Après un second voyage au Mexique et aux États-Unis, en 1965, Giraud se met à dessiner des paysages de plus en plus riches et enveloppants.
Au lieu de simplifier l’espace comme on le fait traditionnellement
en bande dessinée, pour laisser place aux figures d’avant-plan, le dessinateur s’égare dans ses propres décors : chaque trait de pinceau devient une histoire microscopique - celle d’un caillou, d’un personnage secondaire, d’un sentier qui se perd à l’horizon.

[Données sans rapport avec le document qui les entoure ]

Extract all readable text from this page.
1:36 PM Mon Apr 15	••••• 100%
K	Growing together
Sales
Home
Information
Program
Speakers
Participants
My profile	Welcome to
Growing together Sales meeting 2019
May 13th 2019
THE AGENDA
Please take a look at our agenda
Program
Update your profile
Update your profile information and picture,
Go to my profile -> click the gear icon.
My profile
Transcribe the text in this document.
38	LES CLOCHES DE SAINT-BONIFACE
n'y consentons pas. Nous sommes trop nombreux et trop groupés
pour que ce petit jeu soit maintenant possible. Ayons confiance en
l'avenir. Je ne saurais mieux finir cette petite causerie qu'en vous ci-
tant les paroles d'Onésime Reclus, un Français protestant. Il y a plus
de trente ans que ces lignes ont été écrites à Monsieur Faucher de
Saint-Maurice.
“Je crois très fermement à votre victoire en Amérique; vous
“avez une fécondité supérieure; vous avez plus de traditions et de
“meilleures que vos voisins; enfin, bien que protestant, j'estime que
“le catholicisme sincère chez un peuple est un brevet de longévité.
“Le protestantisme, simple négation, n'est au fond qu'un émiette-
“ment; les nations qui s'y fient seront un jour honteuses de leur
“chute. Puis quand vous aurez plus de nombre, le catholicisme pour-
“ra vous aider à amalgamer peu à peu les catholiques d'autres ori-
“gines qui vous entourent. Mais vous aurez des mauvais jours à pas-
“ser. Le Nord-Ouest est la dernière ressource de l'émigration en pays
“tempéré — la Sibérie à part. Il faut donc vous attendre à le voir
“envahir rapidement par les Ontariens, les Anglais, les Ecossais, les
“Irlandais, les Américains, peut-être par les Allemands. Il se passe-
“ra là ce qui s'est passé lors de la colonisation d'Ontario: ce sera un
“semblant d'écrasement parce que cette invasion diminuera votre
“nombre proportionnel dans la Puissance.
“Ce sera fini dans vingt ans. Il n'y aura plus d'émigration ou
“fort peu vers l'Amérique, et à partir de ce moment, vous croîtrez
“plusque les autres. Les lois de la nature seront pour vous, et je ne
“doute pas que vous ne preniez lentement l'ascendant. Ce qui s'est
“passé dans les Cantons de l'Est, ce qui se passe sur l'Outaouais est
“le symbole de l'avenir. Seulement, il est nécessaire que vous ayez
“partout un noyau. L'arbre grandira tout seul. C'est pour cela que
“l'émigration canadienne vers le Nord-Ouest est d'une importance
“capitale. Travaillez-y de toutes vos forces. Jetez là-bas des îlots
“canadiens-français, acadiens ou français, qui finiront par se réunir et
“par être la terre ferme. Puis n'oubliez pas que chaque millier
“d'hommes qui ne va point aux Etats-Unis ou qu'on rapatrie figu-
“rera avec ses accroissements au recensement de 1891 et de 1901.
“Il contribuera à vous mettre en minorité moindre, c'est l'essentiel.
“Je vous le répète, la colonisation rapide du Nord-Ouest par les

Blueberry, McClure et Red Neck

En même temps, Giraud perfectionne une technique qui, peu à peu, l’éloigne du style de Jijé : l’utilisation systématique du document photographique. Il ne s’agit pas ici de calquer la photo, mais d’en extraire de la réalité sub-perçue : formes, courbes, effets de lumière inédits, expressions, attitudes, etc. La photographie permet au dessinateur de coucher l’univers sur une table à deux dimensions, et de s’en approprier tous les recoins connus. Enfin, en ce siècle où des créateurs comme John Ford, John Huston et d’autres peignent avec la lumière sur d’immenses écrans de cinéma, un vrai dessinateur ne pouvait que relever le défi de l’image cinématographique. Du cinéma, qui le passionne, il tirera un sens très particulier de l’espace, une façon de creuser le blanc du papier et de tourner autour de ses sujets. Il saura mettre ce talent à profit pour générer des images qui, à leur tour, laisseront pantois les réalisateurs de cinéma à travers le monde.

Géronimo l’apache

Dix ans d’évolution constante seront nécessaires à Giraud pour atteindre le degré de virtuosité qui lui permettra d’échapper à la sphère stylistique jijéenne. Dix ans qui correspondent aussi aux années folles du journal "Pilote", creuset effervescent de la bande dessinée adulte en France. Dix ans, enfin, pendant lesquels les lecteurs de Blueberry verront le héros de Charlier et Giraud s’enfoncer de plus en plus dans la marginalité, jusqu’à devenir bagnard (Le Hors-la-Loi, 1973).
Au début de cette année 1973, Giraud publie dans "Pilote" une étrange histoire mi-fantastique, mi-autobiographique, La Déviation, qui est effectivement une déviation par rapport aux normes et à la voie tracée, et qui va donner le ton de la décennie suivante.

Thierry Smolderen
Texte paru dans Trait de génie : Giraud Mœbius, CNBDI, 2000.